Pagi ini aku bangun kesiangan. Bagaimana tidak, suara suara gaib terus saja berbisik. Ada yang bernada mengancam, ada juga yang mengejek dan menertawakan ku. Sudah aku coba menghilangkan atau bahkan menutup kelebihan yang sudah ada sejak lahir ini. Sayangnya, justru malah aku sakit dan yang ada keluargaku yang akhirnya di teror. Kuputuskan untuk membiasakan tidak terpikirkan, meski kadang wajah wajah seram mereka bikin aku tak bisa memejam mata dengan baik setiap malam.

“Gak bareng Hamzah?” tanya Syarifah yang pagi ini sudah aku jemput di depan kosan.

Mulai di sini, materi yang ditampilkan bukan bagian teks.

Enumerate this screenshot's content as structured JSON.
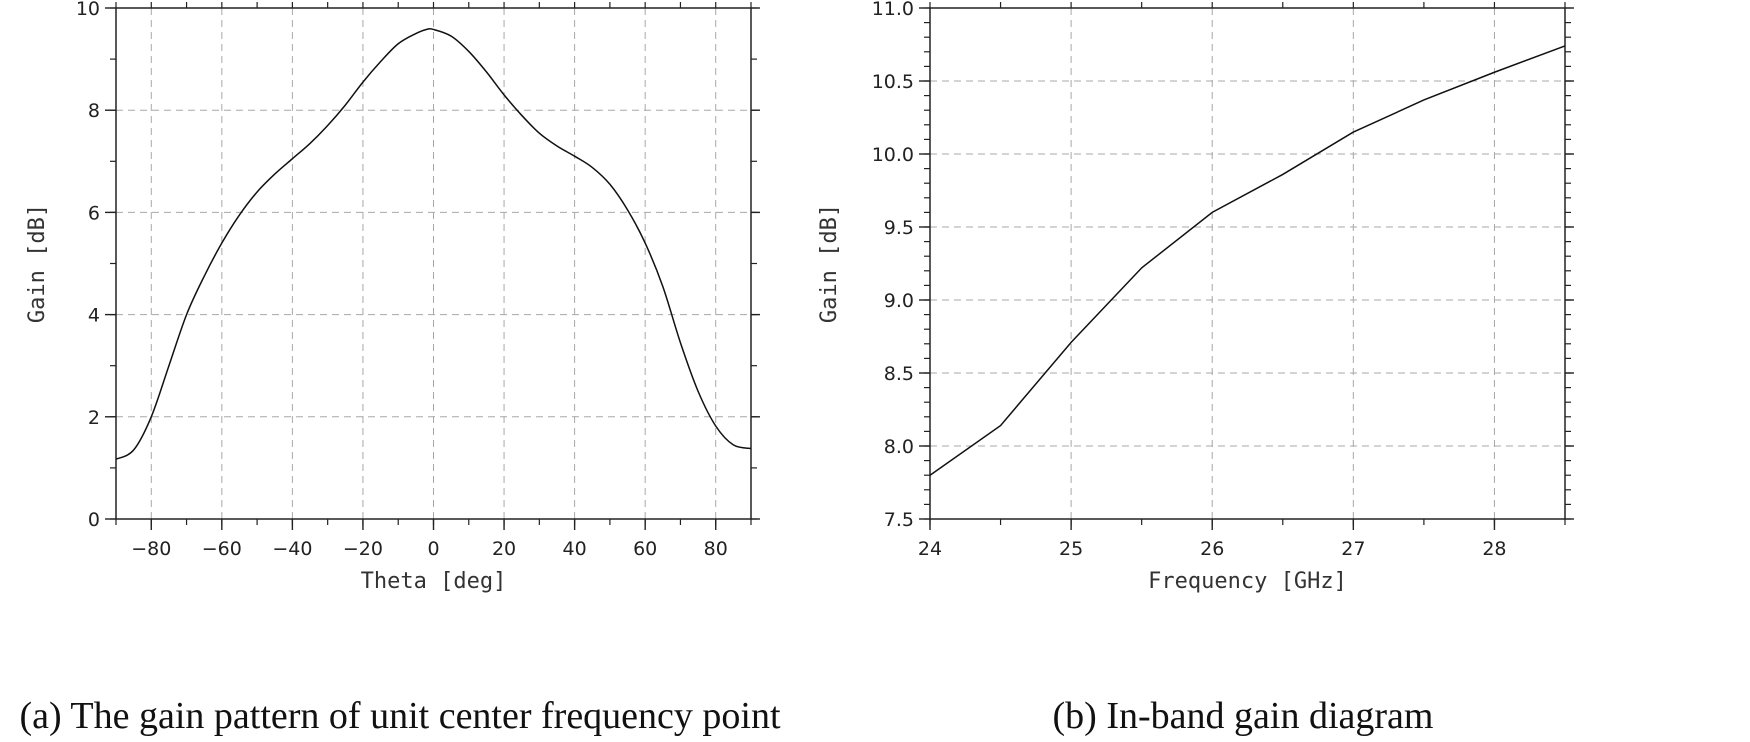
{
  "chart_data": [
    {
      "type": "line",
      "caption": "(a) The gain pattern of unit center frequency point",
      "xlabel": "Theta [deg]",
      "ylabel": "Gain [dB]",
      "xlim": [
        -90,
        90
      ],
      "ylim": [
        0,
        10
      ],
      "xticks": [
        -80,
        -60,
        -40,
        -20,
        0,
        20,
        40,
        60,
        80
      ],
      "xtick_labels": [
        "−80",
        "−60",
        "−40",
        "−20",
        "0",
        "20",
        "40",
        "60",
        "80"
      ],
      "xminor": 10,
      "yticks": [
        0,
        2,
        4,
        6,
        8,
        10
      ],
      "ytick_labels": [
        "0",
        "2",
        "4",
        "6",
        "8",
        "10"
      ],
      "yminor": 1,
      "grid": true,
      "x": [
        -90,
        -85,
        -80,
        -75,
        -70,
        -65,
        -60,
        -55,
        -50,
        -45,
        -40,
        -35,
        -30,
        -25,
        -20,
        -15,
        -10,
        -5,
        -2,
        0,
        5,
        10,
        15,
        20,
        25,
        30,
        35,
        40,
        45,
        50,
        55,
        60,
        65,
        70,
        75,
        80,
        85,
        90
      ],
      "series": [
        {
          "values": [
            1.17,
            1.35,
            2.0,
            3.0,
            4.0,
            4.75,
            5.4,
            5.95,
            6.4,
            6.75,
            7.05,
            7.35,
            7.7,
            8.1,
            8.55,
            8.95,
            9.3,
            9.5,
            9.58,
            9.58,
            9.45,
            9.15,
            8.75,
            8.3,
            7.9,
            7.55,
            7.3,
            7.1,
            6.88,
            6.55,
            6.05,
            5.4,
            4.55,
            3.45,
            2.5,
            1.82,
            1.45,
            1.38
          ],
          "color": "#111111"
        }
      ]
    },
    {
      "type": "line",
      "caption": "(b) In-band gain diagram",
      "xlabel": "Frequency [GHz]",
      "ylabel": "Gain [dB]",
      "xlim": [
        24,
        28.5
      ],
      "ylim": [
        7.5,
        11.0
      ],
      "xticks": [
        24,
        25,
        26,
        27,
        28
      ],
      "xtick_labels": [
        "24",
        "25",
        "26",
        "27",
        "28"
      ],
      "xminor": 0.5,
      "yticks": [
        7.5,
        8.0,
        8.5,
        9.0,
        9.5,
        10.0,
        10.5,
        11.0
      ],
      "ytick_labels": [
        "7.5",
        "8.0",
        "8.5",
        "9.0",
        "9.5",
        "10.0",
        "10.5",
        "11.0"
      ],
      "yminor": 0.1,
      "grid": true,
      "x": [
        24.0,
        24.5,
        25.0,
        25.5,
        26.0,
        26.5,
        27.0,
        27.5,
        28.0,
        28.5
      ],
      "series": [
        {
          "values": [
            7.8,
            8.14,
            8.71,
            9.22,
            9.6,
            9.86,
            10.15,
            10.37,
            10.56,
            10.74
          ],
          "color": "#111111"
        }
      ]
    }
  ]
}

“Dia udah pergi, gue ketuk ketuk nggak di dalam. Ya udah, gue mending jemput lo. Daripada boncengin mis kunkun, mendingan boncengin gadis loakan kaleng kong Guan,” kekehku.

“Asem!”

Gegas dia naik ke atas jok motorku. Waktu yang menunjukan pukul setengah tujuh membuatku harus gegas sampai di kantor tempat bekerja. Aku dan Syarifah bekerja di perusahaan pengiriman barang. Berangkat jam setengah tujuh dan pulang jam setengah lima.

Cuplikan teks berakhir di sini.